I think that if we decide to build an AI, we first need to figure out how to raise a healthy, happy, non-dependant AI, and what its needs are likely to be for its 'lifetime'. This is a moral duty both as parents and co-sapients.


William Hertling writes: "Indeed, even Google Maps has an 'opinion' of the right way to get somewhere that often differs from my own. It's usually right...If we have an autonomous customer service agent, we'll want it to flexibly meet business goals including pleasing the customer while controlling cost. All of these require something like opinions and sentience"

Wait, did he just argue that Google Maps is already sentient?

This seems to me like it's fundamentally confusing "opinions" in the sense of personal preferences and "opinions" in the sense of professional estimations. If I see a second doctor to get a "second opinion" on my condition, I am not comparing their subjective preferences, I am seeking confirmation that the first doctor didn't make an objective error of fact. Computers have had "opinions" in the professional sense for decades, but I don't see how that gets them any closer to "opinions" in the personal sense (or vice versa).


Might want to go read David Brin's Lungfish in regard to this issue...


Here's a quantity that's going to diverge to infinity and cause us trouble: years of human intellectual labor required to pay for a year of human leisure.

For example, if I eat $10K of food per year, and I earn $100K, then I have $90K to spare. I need to pay $10K for my year of leisure, so I have to work $10K/$90K = 1/9 year to pay for my year of leisure.

If the AI researchers go make a human-equivalent AI that can do a year of human intellectual labor for $200K in electricity and amortized hardware costs, that isn't competitive in the marketplace that has lots of humans, so it doesn't affect my income and the number is still 1/9.

If Moore's law happens and that human-equivalent AI can do a year of human intellectual labor for $20K, then the market value of my labor becomes $20K. If we assume the physics of growing a potato is unchanged and I still eat $10K of food per year, I save $10K per year and can buy one year of leisure with that, so the number is 1.

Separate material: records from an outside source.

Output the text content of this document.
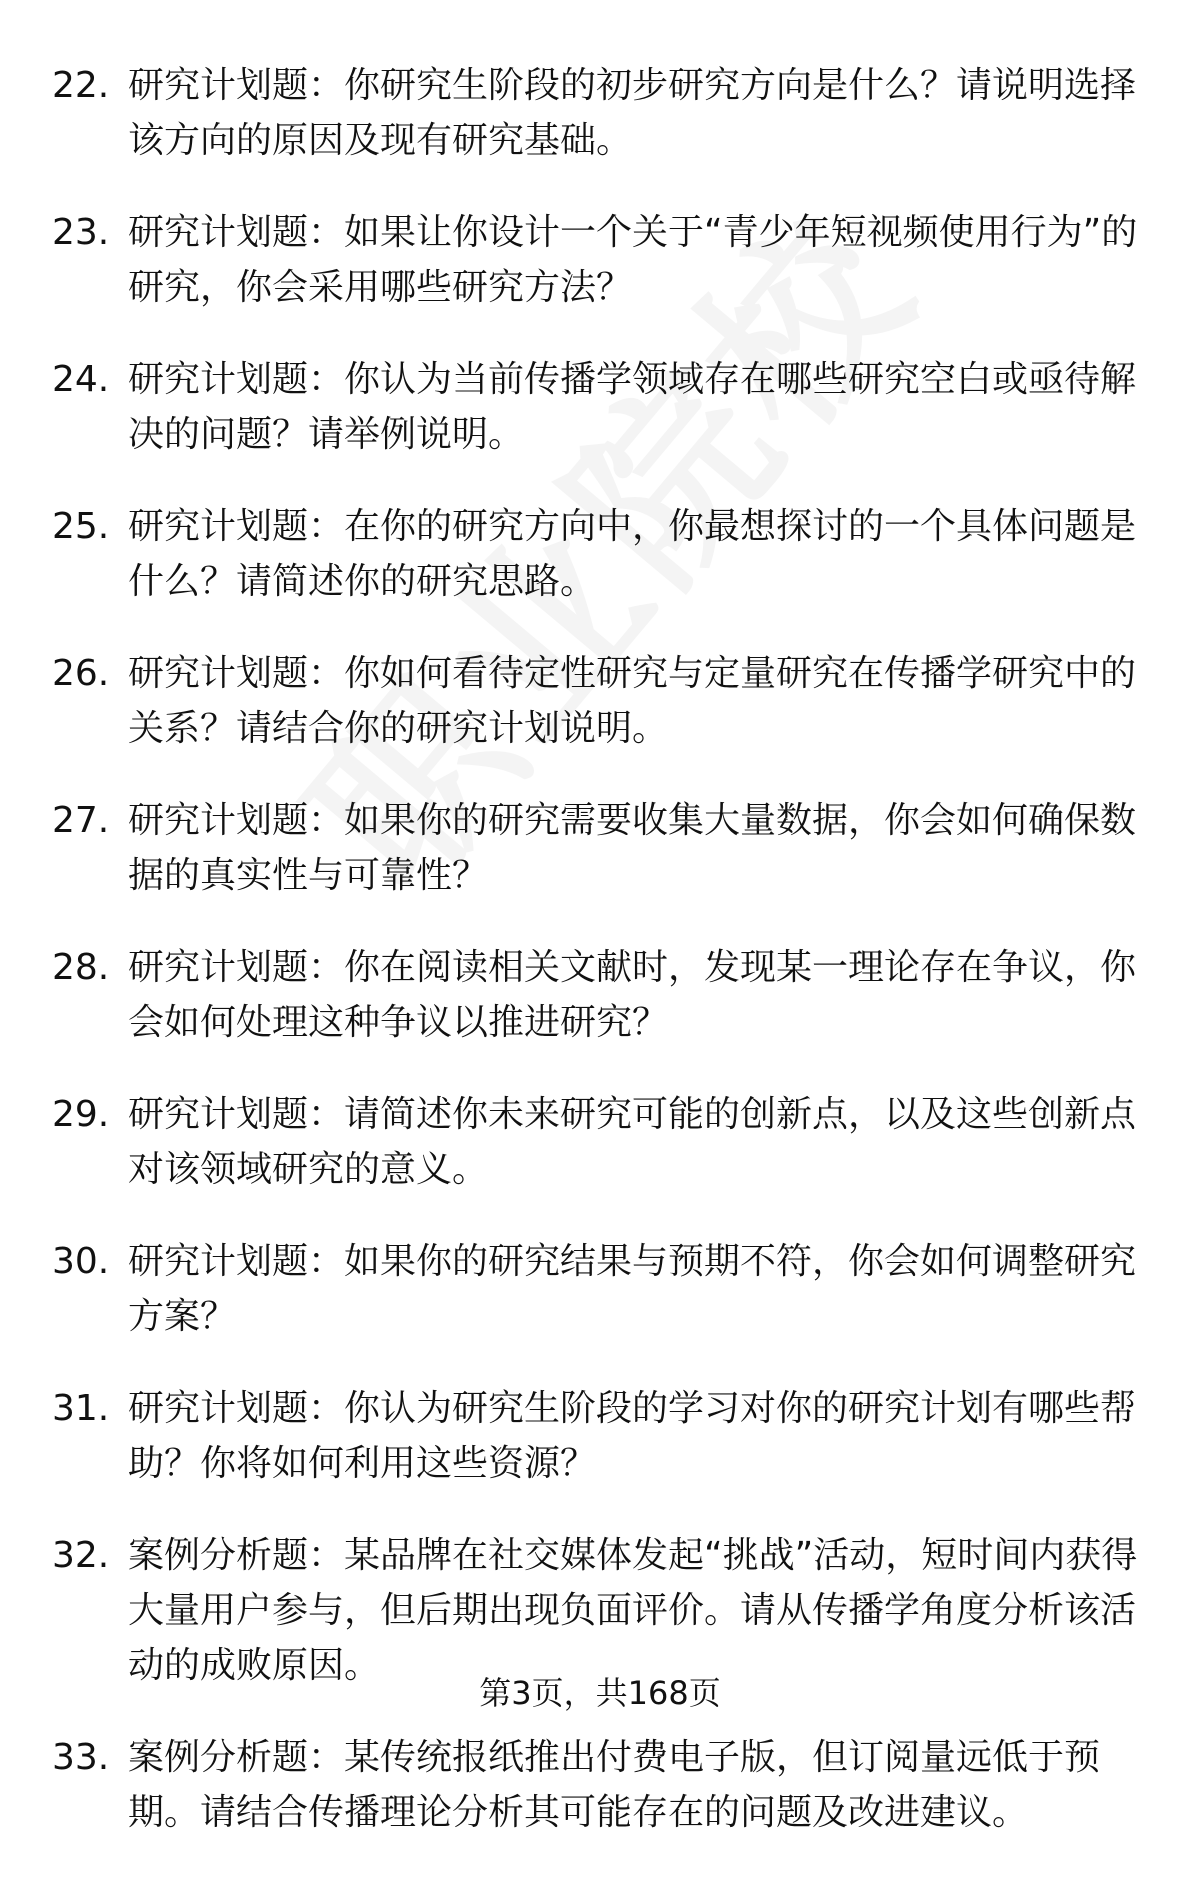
22. 研究计划题：你研究生阶段的初步研究方向是什么？请说明选择该方向的原因及现有研究基础。
23. 研究计划题：如果让你设计一个关于“青少年短视频使用行为”的研究，你会采用哪些研究方法？
24. 研究计划题：你认为当前传播学领域存在哪些研究空白或亟待解决的问题？请举例说明。
25. 研究计划题：在你的研究方向中，你最想探讨的一个具体问题是什么？请简述你的研究思路。
26. 研究计划题：你如何看待定性研究与定量研究在传播学研究中的关系？请结合你的研究计划说明。
27. 研究计划题：如果你的研究需要收集大量数据，你会如何确保数据的真实性与可靠性？
28. 研究计划题：你在阅读相关文献时，发现某一理论存在争议，你会如何处理这种争议以推进研究？
29. 研究计划题：请简述你未来研究可能的创新点，以及这些创新点对该领域研究的意义。
30. 研究计划题：如果你的研究结果与预期不符，你会如何调整研究方案？
31. 研究计划题：你认为研究生阶段的学习对你的研究计划有哪些帮助？你将如何利用这些资源？
32. 案例分析题：某品牌在社交媒体发起“挑战”活动，短时间内获得大量用户参与，但后期出现负面评价。请从传播学角度分析该活动的成败原因。
33. 案例分析题：某传统报纸推出付费电子版，但订阅量远低于预期。请结合传播理论分析其可能存在的问题及改进建议。
第3页，共168页
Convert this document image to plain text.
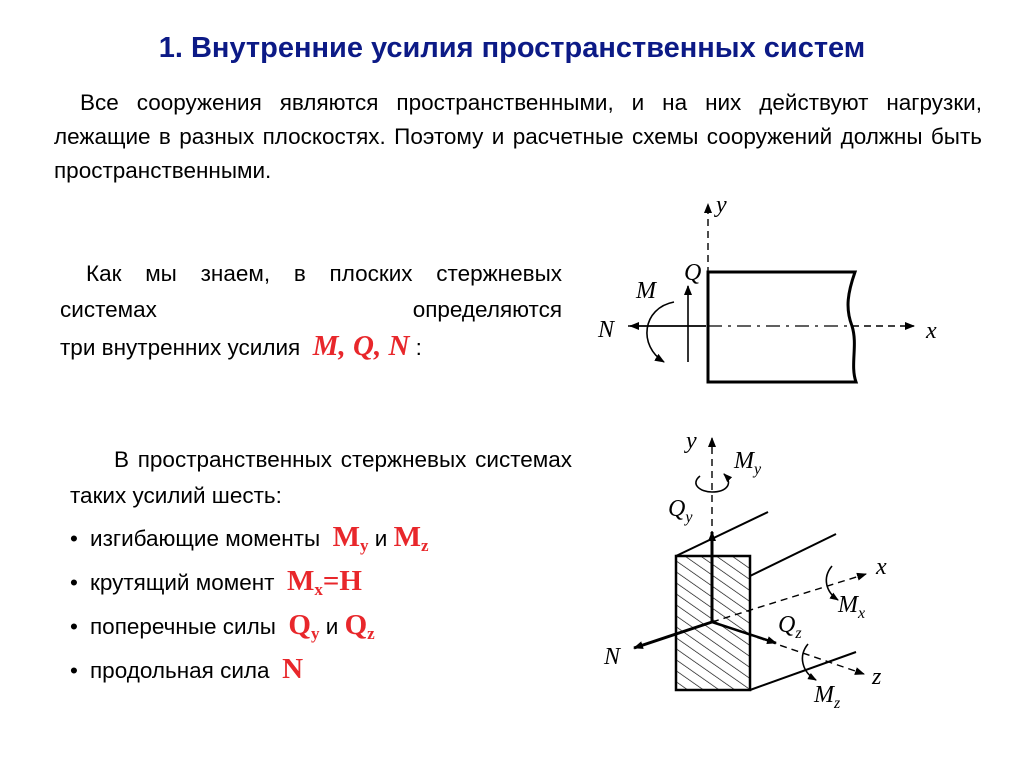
1. Внутренние усилия пространственных систем
Все сооружения являются пространственными, и на них действуют нагрузки, лежащие в разных плоскостях. Поэтому и расчетные схемы сооружений должны быть пространственными.
Как мы знаем, в плоских стержневых системах определяются
три внутренних усилия M, Q, N :
В пространственных стержневых системах таких усилий шесть:
• изгибающие моменты $M_y$ и $M_z$
• крутящий момент $M_x=H$
• поперечные силы $Q_y$ и $Q_z$
• продольная сила N
y
Q
M
N	x
y
$M_y$
$Q_y$
x
$M_x$
$Q_z$
N
z
$M_z$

If Moore's law happens some more and the cost of the AI goes down to $10K to produce a year of human intellectual labor, the number diverged to infinity so we have our singularity. No leisure for me.

If the cost of the AI goes down to $1K to produce a year of human intellectual labor, I cannot pay for my food.

Notice that we don't need an AI that's smarter than me for this problem to happen. We only need one that's cheaper.


Already happening, in the form of "expert systems" E.G. Small law-firms are going to the wall (in the UK) in large numbers, because said syatems allow huge numbers of people to do their own wills/probate/disposal of assets, where formerly, the lawyers took a cut. CNC machine-tools ...... etc, ad nauseam.


@Charlie re "an astrophysicist trying to square the circle of Christian doctrine with modern cosmology"

So what?

Leonardo tried to square the circle of Greek myths of flying heroes like Icarus with technology. He failed because the technology of his time wasn't good enough, but the Wright brothers succeeded.


Hi Giulio! The thing about Transhumanist ideas coupled with religion is that, unlike traditional religions, if we are wrong now we might be able to make it right later. If Heaven does not exist we can build it. If the Tree of Life is mythology, anti-aging tech may not be. If transmigration of souls if bullshit we might be able to do uploads instead. If the Messiah never existed, maybe we can engineer it as a superhuman AGI. If the Gods do not exist now, maybe they will do in the future.


Right, Dirk. As Arthur Clarke said, perhaps we are not supposed to worship God, but to create Him.